Do I have to use FP16 in the preprocessing of an image when the engine has been quantized to FP16 using "trtexec"?

Aizzaac · October 20, 2020, 10:20pm

Hi

I have used “trtexec” to create a .trt file. This is the command that I used:
/usr/src/tensorrt/bin/trtexec --onnx=inception_v1_2016_08_28_frozen.onnx --saveEngine=inception_v1_2016_08_28_fp16.trt --workspace=4096 --fp16

Now I want to use that file to make inference (WITHOUT “trtexec”).
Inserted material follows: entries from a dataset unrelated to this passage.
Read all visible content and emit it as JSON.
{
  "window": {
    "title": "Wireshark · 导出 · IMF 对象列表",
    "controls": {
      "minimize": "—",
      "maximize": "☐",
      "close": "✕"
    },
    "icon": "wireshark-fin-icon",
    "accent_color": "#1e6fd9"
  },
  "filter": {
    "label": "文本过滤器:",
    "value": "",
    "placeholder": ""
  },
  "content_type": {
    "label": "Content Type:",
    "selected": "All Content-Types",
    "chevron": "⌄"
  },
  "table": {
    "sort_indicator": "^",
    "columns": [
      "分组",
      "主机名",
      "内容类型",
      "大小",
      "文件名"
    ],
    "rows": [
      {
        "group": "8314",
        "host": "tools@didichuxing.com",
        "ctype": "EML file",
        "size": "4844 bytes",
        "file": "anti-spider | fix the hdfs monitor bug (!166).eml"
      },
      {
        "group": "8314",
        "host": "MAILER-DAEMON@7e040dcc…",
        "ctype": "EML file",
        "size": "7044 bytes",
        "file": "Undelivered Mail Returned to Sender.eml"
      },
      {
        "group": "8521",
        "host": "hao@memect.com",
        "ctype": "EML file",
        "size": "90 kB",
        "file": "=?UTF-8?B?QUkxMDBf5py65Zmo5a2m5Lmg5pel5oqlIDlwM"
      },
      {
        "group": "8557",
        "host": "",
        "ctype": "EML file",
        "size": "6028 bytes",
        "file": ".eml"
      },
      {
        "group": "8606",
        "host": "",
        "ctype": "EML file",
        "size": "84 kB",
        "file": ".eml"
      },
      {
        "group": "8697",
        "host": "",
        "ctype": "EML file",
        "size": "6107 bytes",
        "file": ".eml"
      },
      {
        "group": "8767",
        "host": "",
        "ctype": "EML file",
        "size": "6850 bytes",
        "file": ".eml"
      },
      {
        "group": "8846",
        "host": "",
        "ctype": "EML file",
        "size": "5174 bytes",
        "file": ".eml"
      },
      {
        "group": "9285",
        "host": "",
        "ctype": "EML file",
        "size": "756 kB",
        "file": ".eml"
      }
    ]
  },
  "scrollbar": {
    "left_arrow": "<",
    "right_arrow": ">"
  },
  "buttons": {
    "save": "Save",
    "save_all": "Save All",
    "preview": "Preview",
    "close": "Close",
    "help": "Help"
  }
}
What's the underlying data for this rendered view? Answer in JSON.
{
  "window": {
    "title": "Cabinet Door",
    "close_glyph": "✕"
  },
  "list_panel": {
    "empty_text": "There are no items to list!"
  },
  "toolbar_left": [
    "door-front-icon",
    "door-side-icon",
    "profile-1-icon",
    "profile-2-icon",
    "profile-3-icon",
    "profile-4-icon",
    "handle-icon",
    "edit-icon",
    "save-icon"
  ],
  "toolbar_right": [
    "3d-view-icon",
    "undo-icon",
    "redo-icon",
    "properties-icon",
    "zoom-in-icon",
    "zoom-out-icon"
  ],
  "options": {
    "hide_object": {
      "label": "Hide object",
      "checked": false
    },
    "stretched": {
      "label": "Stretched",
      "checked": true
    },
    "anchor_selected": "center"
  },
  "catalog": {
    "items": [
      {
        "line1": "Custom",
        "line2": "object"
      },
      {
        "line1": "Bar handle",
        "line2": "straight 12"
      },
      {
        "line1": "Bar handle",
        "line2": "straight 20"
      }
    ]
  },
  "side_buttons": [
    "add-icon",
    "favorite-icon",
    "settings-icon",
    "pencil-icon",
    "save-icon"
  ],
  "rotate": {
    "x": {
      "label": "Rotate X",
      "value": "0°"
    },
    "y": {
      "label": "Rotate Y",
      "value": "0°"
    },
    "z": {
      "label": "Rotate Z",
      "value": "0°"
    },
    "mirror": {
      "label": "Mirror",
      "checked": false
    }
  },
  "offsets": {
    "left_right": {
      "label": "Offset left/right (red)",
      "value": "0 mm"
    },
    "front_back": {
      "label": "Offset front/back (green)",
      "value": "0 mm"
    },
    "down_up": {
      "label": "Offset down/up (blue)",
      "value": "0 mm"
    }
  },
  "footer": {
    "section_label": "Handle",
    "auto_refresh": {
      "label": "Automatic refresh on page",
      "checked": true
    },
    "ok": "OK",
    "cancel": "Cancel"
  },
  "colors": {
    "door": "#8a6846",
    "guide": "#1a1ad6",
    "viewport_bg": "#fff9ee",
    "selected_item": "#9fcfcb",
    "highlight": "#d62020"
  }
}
I am using the “preprocessing” and “postprocessing” of this Git: tf_to_trt_image_classification

Do I have to change the dtype=np.float32 to dtype=np.float16 in the preprocessing?

Thank you

AastaLLL · October 21, 2020, 2:43am

Hi,

The --fp16 flag only change the weight calculation precision.
Please still float32 for input buffer.

Thanks.

Aizzaac · October 21, 2020, 10:47am

The --fp16 flag only change the weight calculation precision.
this means that the quantization is of FP16, right?

So to sum up, I have to use FP32 in the preprocessing of the input image but also to allocate buffers, right?

THIS IS THE CODE TO ALLOCATE BUFFERS

THIS IS THE CODE TO PREPROCESS THE INPUT IMAGE

AastaLLL · October 22, 2020, 2:55am

Hi,

YES. Please use FP32 for allocating a buffer.

Thanks.